19. Buy local - pretty simple! Get's rid of transporting emissions, and you're supporting local business!

20. Only use dishwashers when they are full.

21. Do your washing up without the tap running - filling a sink full of water and washing in there reduces a lot of water wastage.

22. Dry your clothes on a rack - tumble driers, unfortunately, use a lot of energy. In this article by the Guardian, they state that if all households with a tumble dryer dried one loaf of washing outside each week, instead of by machine, they would save over a million tonnes of CO2 in a year. It isn't always practical to dry your washing outside or on a rack, especially in damp, small uni houses, but doing it where possible is a great way to try and help the environment a little.

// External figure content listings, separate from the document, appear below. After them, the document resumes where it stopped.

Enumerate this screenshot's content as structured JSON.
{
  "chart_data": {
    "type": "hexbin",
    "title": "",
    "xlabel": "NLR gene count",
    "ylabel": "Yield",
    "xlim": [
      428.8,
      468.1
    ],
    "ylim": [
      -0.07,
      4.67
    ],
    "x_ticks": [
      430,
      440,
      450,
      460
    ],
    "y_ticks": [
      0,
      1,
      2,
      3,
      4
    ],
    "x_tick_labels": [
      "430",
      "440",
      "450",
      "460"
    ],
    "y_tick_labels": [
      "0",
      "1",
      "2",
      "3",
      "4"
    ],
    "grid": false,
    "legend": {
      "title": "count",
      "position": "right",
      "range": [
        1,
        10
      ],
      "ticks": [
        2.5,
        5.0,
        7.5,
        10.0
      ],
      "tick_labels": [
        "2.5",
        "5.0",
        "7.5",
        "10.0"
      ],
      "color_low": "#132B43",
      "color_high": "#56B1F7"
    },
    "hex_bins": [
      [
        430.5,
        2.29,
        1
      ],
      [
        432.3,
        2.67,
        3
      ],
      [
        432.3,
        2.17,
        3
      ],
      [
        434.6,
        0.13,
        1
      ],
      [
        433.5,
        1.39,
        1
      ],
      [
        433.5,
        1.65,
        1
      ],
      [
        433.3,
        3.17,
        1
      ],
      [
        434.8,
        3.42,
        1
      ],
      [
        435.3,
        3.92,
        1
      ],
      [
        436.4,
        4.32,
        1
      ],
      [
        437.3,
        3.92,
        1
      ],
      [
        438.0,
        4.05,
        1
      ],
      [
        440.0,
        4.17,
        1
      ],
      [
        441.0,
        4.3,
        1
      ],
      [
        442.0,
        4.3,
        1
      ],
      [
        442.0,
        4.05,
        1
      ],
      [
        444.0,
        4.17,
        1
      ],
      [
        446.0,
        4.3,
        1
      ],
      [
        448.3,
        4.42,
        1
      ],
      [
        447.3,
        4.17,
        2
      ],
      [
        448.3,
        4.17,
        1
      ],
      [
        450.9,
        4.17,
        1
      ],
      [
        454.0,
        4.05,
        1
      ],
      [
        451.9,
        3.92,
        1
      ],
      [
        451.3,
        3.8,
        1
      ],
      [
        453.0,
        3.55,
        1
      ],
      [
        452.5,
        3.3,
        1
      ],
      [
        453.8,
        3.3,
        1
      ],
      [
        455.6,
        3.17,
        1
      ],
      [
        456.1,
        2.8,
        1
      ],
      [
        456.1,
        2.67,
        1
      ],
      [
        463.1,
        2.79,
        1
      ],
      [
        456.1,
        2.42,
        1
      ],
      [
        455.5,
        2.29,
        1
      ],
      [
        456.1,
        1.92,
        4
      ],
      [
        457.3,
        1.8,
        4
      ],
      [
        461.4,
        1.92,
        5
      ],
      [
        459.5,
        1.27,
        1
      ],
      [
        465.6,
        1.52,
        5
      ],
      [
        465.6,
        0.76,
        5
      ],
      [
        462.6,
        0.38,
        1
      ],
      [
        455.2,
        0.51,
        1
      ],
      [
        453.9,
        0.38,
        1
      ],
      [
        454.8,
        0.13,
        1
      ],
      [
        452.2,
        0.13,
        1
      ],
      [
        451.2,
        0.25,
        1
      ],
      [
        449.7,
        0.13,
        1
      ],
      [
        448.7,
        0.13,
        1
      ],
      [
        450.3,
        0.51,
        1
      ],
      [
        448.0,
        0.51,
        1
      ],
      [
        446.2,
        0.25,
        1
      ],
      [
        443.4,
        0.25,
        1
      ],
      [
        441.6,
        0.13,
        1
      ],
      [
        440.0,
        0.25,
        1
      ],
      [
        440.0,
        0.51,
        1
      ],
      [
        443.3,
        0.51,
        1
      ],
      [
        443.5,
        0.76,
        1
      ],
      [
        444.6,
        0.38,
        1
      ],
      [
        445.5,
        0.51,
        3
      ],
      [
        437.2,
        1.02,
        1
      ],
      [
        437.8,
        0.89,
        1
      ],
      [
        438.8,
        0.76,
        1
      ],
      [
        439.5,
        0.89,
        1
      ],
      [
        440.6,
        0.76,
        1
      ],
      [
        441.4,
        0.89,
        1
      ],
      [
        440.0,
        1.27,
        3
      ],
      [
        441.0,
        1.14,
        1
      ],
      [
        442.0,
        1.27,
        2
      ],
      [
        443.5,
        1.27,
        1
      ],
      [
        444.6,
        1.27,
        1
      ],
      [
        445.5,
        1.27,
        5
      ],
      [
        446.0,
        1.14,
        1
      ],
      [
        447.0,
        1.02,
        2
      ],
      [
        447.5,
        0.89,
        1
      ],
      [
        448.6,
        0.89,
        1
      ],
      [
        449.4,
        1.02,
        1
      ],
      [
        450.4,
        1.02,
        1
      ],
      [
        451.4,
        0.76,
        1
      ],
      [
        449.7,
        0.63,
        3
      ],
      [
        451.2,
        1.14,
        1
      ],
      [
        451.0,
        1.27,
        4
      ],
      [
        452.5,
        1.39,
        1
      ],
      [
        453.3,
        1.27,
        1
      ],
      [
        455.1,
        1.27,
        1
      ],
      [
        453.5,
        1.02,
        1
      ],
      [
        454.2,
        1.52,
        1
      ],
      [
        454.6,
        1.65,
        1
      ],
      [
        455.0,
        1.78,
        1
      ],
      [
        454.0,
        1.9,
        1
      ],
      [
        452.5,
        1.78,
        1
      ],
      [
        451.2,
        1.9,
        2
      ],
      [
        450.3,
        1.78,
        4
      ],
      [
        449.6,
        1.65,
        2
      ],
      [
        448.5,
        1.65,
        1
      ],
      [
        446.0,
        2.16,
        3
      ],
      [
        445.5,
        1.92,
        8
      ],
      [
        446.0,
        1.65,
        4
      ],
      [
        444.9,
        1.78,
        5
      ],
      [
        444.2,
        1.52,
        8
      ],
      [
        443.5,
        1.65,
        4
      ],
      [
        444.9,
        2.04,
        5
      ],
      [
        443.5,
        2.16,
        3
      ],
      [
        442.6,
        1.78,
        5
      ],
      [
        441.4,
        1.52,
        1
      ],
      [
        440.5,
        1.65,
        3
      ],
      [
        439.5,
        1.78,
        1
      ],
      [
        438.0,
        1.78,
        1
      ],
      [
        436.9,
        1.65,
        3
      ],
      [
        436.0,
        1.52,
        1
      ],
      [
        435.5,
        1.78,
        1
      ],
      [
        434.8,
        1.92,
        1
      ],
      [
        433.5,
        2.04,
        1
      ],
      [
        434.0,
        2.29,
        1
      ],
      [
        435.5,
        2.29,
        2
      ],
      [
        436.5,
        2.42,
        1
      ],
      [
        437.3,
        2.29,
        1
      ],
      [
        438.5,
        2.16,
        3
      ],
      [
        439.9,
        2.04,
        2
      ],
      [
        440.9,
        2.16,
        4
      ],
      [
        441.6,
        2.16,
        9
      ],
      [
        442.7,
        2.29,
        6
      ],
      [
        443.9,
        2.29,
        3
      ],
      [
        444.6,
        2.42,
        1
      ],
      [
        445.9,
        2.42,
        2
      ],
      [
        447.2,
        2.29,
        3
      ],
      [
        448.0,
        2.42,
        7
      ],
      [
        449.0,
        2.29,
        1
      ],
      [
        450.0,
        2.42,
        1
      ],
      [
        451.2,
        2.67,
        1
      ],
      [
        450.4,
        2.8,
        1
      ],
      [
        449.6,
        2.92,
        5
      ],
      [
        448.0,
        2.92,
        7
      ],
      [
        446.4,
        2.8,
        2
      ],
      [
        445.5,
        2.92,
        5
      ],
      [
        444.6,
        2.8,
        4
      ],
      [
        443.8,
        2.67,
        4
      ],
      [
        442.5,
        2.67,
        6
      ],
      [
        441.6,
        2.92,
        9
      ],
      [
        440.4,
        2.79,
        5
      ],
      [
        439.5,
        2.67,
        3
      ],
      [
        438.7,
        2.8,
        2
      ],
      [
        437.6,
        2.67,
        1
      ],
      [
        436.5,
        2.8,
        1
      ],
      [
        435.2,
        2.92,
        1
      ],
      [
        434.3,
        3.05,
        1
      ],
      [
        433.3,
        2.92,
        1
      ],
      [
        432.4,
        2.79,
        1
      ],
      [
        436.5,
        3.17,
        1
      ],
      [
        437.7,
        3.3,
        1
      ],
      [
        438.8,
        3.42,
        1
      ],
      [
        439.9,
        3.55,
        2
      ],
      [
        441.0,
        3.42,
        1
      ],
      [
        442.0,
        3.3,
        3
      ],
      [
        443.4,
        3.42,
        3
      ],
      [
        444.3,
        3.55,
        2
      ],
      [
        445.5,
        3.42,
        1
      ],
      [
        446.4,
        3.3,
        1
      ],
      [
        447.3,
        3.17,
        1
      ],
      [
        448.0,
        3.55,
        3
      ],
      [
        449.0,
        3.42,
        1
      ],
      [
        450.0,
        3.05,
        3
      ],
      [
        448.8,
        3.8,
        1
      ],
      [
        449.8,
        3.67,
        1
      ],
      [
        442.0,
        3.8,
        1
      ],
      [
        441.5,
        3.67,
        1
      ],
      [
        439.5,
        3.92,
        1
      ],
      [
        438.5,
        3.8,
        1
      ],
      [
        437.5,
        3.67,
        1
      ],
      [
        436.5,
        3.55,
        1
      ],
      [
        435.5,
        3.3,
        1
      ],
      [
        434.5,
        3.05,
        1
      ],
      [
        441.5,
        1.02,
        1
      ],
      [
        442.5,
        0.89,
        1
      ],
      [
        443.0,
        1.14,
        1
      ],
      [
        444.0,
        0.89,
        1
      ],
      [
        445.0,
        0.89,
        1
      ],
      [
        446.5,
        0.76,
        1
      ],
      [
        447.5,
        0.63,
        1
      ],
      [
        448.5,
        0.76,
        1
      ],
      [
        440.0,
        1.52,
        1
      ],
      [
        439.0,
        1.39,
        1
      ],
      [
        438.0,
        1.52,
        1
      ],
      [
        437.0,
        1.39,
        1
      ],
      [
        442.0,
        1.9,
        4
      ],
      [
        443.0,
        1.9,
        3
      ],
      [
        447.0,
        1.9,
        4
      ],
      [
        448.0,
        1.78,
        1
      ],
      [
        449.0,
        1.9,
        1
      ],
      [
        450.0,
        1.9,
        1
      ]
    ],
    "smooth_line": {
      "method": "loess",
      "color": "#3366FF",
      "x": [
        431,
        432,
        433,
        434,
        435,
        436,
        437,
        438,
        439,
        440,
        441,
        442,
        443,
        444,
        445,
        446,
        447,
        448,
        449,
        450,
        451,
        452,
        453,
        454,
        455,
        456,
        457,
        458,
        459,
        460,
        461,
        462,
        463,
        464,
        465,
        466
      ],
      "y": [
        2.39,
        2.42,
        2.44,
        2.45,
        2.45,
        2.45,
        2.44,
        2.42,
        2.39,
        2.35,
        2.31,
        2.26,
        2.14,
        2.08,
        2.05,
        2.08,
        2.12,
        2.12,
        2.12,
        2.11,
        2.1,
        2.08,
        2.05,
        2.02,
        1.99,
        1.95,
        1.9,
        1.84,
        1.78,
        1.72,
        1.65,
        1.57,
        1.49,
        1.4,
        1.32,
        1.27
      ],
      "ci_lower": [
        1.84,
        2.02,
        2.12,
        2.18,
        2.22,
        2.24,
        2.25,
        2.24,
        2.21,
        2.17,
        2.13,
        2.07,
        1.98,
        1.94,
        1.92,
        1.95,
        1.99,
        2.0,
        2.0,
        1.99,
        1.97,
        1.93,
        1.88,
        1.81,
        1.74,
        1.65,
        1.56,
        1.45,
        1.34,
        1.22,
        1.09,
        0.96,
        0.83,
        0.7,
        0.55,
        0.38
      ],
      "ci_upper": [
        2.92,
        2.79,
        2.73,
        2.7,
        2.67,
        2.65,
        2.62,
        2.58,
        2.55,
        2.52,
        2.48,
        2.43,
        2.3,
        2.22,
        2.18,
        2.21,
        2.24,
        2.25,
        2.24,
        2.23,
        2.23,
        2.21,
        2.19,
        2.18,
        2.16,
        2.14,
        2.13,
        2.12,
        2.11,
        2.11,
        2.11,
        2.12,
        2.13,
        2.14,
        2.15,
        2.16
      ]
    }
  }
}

23. Only wash your clothes when they really need it.

24. Try not to use paper towels/ napkins.

25. Recycle where possible - this is an obvious one, but make sure to check what you're trying to recycle is actually recyclable, and avoid non-recyclable plastics where possible.

26. Use energy efficient lightbulbs.

27. Ecosia browser & Forest app - Ecosia is an 'eco-friendly browser' which works exactly like google, and after a certain number of searches it plants a tree! Similarly, I rave about the forest app 24/7 because it's so good for studying and motivating yourself. Basically, it's an app that allows you to grow a tree for a certain amount of time, and it doesn't allow you to go on any other apps whilst its on. You collect a coin for every 5 minutes you concentrate, and once you get 2,500 coins you can plant a real life tree. It costs £1.99 but it's worth every penny.

28. Use e-tickets - e-tickets are now available when you go on the train, fly, go to shows and events, and they save on such a lot of waste and are so convenient!

29. Drive less - public transport (if it's good where you live) is such a good way to help the environment! Otherwise, walking and biking, and even car sharing are great options!

30. Attend a march / protest.

I hope this post helped even with just a couple of switches you can make in your everyday life! Have you got any other tips and tricks for helping the environment?